The first time I read this book was 10 years ago when I was studying for my GCSEs. I remember having to perform the courtroom scene for a speaking and listening assessment. It feels like yesterday! I can remember how it made me feel. It opened my eyes and my heart. I love this book – I didn’t think I could love it more, but ten years down the line it shows me that there’s more I understand in this book now, thus strengthening my love for it. I genuinely don’t understand why it has been taken off all the exam boards reading lists!
I’ve told the students in my class about this book, about how it changed me and started something special in my life – the love of reading. Slowly but surely my copy of the text is making its way around school, even to the most unsuspecting of characters who claim they “never read.”
With the highly anticipated ‘Go Set A Watchman’ being published this summer, I wanted to read this again in preparation. (Can not wait for this by the way!)
To Kill A Mockingbird is set in the Deep South of America during the 1930s with the narrator being a little girl, Scout. By having a child narrator we get to learn with her and understand the world as she does. The novel deals with the emotive portrayal of race and prejudice. Filled with morals and the teaching of many life lessons through Atticus, this novel succeeds in portraying a specific time and place as well as how good can triumph over evil. The book teaches that prejudice must be met, fought and overcome no matter how difficult it may be.
Scout Finch lives with her older brother Jem and her widowed lawyer father Atticus. It’s summertime and Jem and Scout are happily playing (a reoccurring image throughout the book), they make new friends and stumble across Boo Radley. Boo lives in a neighbouring house and yet is never seen. However, there are a number of rumours regarding him (such as a murderer and a child stealer). Atticus always reminds them to see the world through other people’s eyes. “You never really understand a person until you consider things from his point of view… Until you climb inside of his skin and walk around in it.” Still as true today as it was 55 years ago when this book was written.

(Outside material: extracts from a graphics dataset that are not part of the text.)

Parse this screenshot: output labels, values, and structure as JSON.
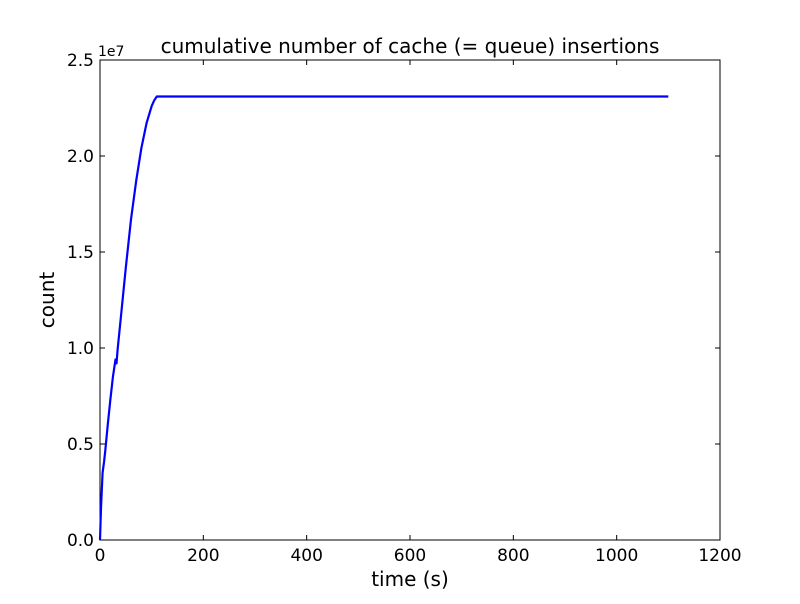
{
  "chart_data": {
    "type": "line",
    "title": "cumulative number of cache (= queue) insertions",
    "xlabel": "time (s)",
    "ylabel": "count",
    "y_multiplier_label": "1e7",
    "y_multiplier": 10000000,
    "xlim": [
      0,
      1200
    ],
    "ylim": [
      0,
      25000000
    ],
    "xticks": [
      0,
      200,
      400,
      600,
      800,
      1000,
      1200
    ],
    "xtick_labels": [
      "0",
      "200",
      "400",
      "600",
      "800",
      "1000",
      "1200"
    ],
    "yticks": [
      0,
      5000000,
      10000000,
      15000000,
      20000000,
      25000000
    ],
    "ytick_labels": [
      "0.0",
      "0.5",
      "1.0",
      "1.5",
      "2.0",
      "2.5"
    ],
    "grid": false,
    "legend": "none",
    "series": [
      {
        "color": "#0000ff",
        "x": [
          0,
          2,
          5,
          8,
          10,
          15,
          20,
          25,
          30,
          32,
          34,
          40,
          50,
          60,
          70,
          80,
          90,
          100,
          105,
          110,
          115,
          200,
          400,
          600,
          800,
          1000,
          1100
        ],
        "y": [
          0,
          1700000,
          3500000,
          4100000,
          4600000,
          6000000,
          7300000,
          8500000,
          9400000,
          9200000,
          9900000,
          11500000,
          14200000,
          16700000,
          18700000,
          20400000,
          21700000,
          22600000,
          22900000,
          23100000,
          23100000,
          23100000,
          23100000,
          23100000,
          23100000,
          23100000,
          23100000
        ]
      }
    ]
  }
}
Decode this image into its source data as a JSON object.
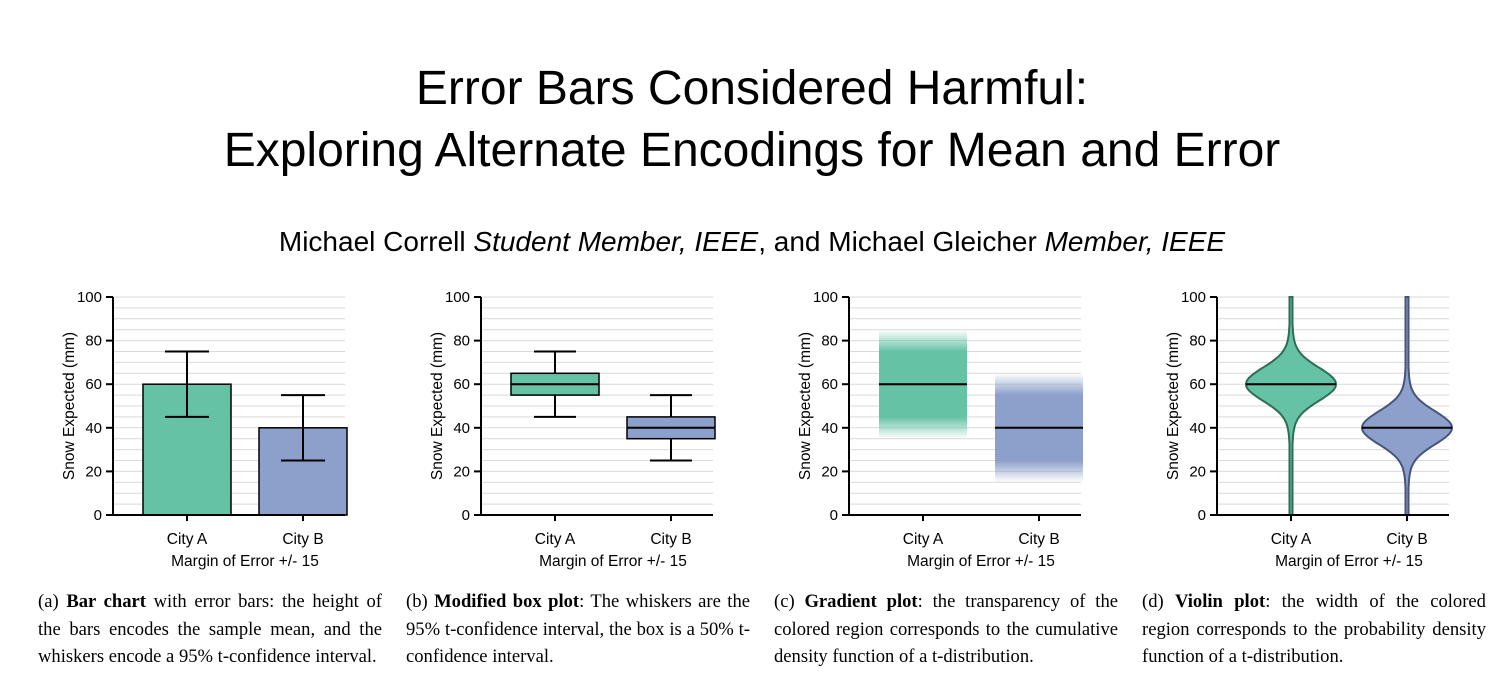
{
  "paper": {
    "title_line1": "Error Bars Considered Harmful:",
    "title_line2": "Exploring Alternate Encodings for Mean and Error",
    "author1": "Michael Correll",
    "author1_role": "Student Member, IEEE",
    "and_sep": ", and ",
    "author2": "Michael Gleicher",
    "author2_role": "Member, IEEE"
  },
  "chart_data": [
    {
      "type": "bar",
      "variant": "bar-with-error-bars",
      "categories": [
        "City A",
        "City B"
      ],
      "values": [
        60,
        40
      ],
      "error_low": [
        45,
        25
      ],
      "error_high": [
        75,
        55
      ],
      "ylabel": "Snow Expected (mm)",
      "xlabel": "Margin of Error +/- 15",
      "ylim": [
        0,
        100
      ],
      "yticks": [
        0,
        20,
        40,
        60,
        80,
        100
      ],
      "grid": true,
      "colors": [
        "#66c2a5",
        "#8da0cb"
      ]
    },
    {
      "type": "box",
      "variant": "modified-box-plot",
      "categories": [
        "City A",
        "City B"
      ],
      "values": [
        60,
        40
      ],
      "box_low": [
        55,
        35
      ],
      "box_high": [
        65,
        45
      ],
      "whisker_low": [
        45,
        25
      ],
      "whisker_high": [
        75,
        55
      ],
      "ylabel": "Snow Expected (mm)",
      "xlabel": "Margin of Error +/- 15",
      "ylim": [
        0,
        100
      ],
      "yticks": [
        0,
        20,
        40,
        60,
        80,
        100
      ],
      "grid": true,
      "colors": [
        "#66c2a5",
        "#8da0cb"
      ]
    },
    {
      "type": "gradient",
      "variant": "gradient-plot",
      "categories": [
        "City A",
        "City B"
      ],
      "values": [
        60,
        40
      ],
      "solid_low": [
        45,
        25
      ],
      "solid_high": [
        75,
        55
      ],
      "fade_low": [
        35,
        15
      ],
      "fade_high": [
        85,
        65
      ],
      "ylabel": "Snow Expected (mm)",
      "xlabel": "Margin of Error +/- 15",
      "ylim": [
        0,
        100
      ],
      "yticks": [
        0,
        20,
        40,
        60,
        80,
        100
      ],
      "grid": true,
      "colors": [
        "#66c2a5",
        "#8da0cb"
      ]
    },
    {
      "type": "violin",
      "variant": "violin-plot",
      "categories": [
        "City A",
        "City B"
      ],
      "values": [
        60,
        40
      ],
      "scale": [
        7.5,
        7.5
      ],
      "ylabel": "Snow Expected (mm)",
      "xlabel": "Margin of Error +/- 15",
      "ylim": [
        0,
        100
      ],
      "yticks": [
        0,
        20,
        40,
        60,
        80,
        100
      ],
      "grid": true,
      "colors": [
        "#66c2a5",
        "#8da0cb"
      ],
      "edge_colors": [
        "#2e6e55",
        "#47557a"
      ]
    }
  ],
  "captions": [
    {
      "label": "(a) ",
      "bold": "Bar chart",
      "text": " with error bars: the height of the bars encodes the sample mean, and the whiskers encode a 95% t-confidence interval."
    },
    {
      "label": "(b) ",
      "bold": "Modified box plot",
      "text": ": The whiskers are the 95% t-confidence interval, the box is a 50% t-confidence interval."
    },
    {
      "label": "(c) ",
      "bold": "Gradient plot",
      "text": ": the transparency of the colored region corresponds to the cumulative density function of a t-distribution."
    },
    {
      "label": "(d) ",
      "bold": "Violin plot",
      "text": ": the width of the colored region corresponds to the probability density function of a t-distribution."
    }
  ]
}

Scout struggles, but perseveres eventually to try and live life using the advice from her father. He is a model father, and uses childlike terms to help Scout understand what her father believes and the sole principle that he has to live his life.
Then, we meet Tom Robinson, a black man, who has been accused of raping a white woman. Atticus takes on the case of defending him, despite the fact that this causes problems for him and his family in terms of the actions of the community around them. The community, largely white, are incredibly racist and disagree with Atticus. And yet, “I think there’s just one kind of folks. Folks.”
The trial takes up the majority of the book and as a reader I went through a range of emotions. I feel saddened that people could do anything like that, that people could dislike someone so much because of their skin colour, or tell lies to show who has the power in the community. I would like to think that today things have changed but this book, 55 years later, still makes me question modern society.
Atticus proves that Tom is not guilty, and that the woman seduced him. As her father finds out they twist the story as he was outraged that she wanted to try and sleep with a black man. The evidence was overwhelming in support of Tom but the white jury still condemn him to prison. He is later killed as he tries to escape. The woman’s father, furious about being disgraced in court, follows Scout and Jem home one evening and tries to harm them. However Boo, disarms him and kills him dead.
Boo is revealed for who he really is and boy is he great! Scout learns from Tom and Boo that it is better and more important to see people for who they really are, and now for how others see them. Another reason why this novel is timeless.
Boo and the mockingbirds are linked. “Remember it’s a sin to kill a mockingbird.” “Mockingbirds don’t do one thing but make music for us to enjoy . . . but sing their hearts out for us. That’s why it’s a sin to kill a mockingbird.” Like the innocent mockingbird, Boo embodies that same trait. He doesn’t harm anyone, he just protects. Yet he has been damaged by his abusive father. The is just one of the clever metaphors that run through the novel.
This novel is courageous, powerful, evocative, emotional. Atticus is inspirational. We all need someone like that in our lives – someone who believes that gVood will beat evil and that racism is unacceptable. He is the voice of moral consciousness in an age when the novel was written and it represented the hopes and dreams of those who wanted to end racism and segregation. Such a beautiful book. The whole world needs to read this. Now.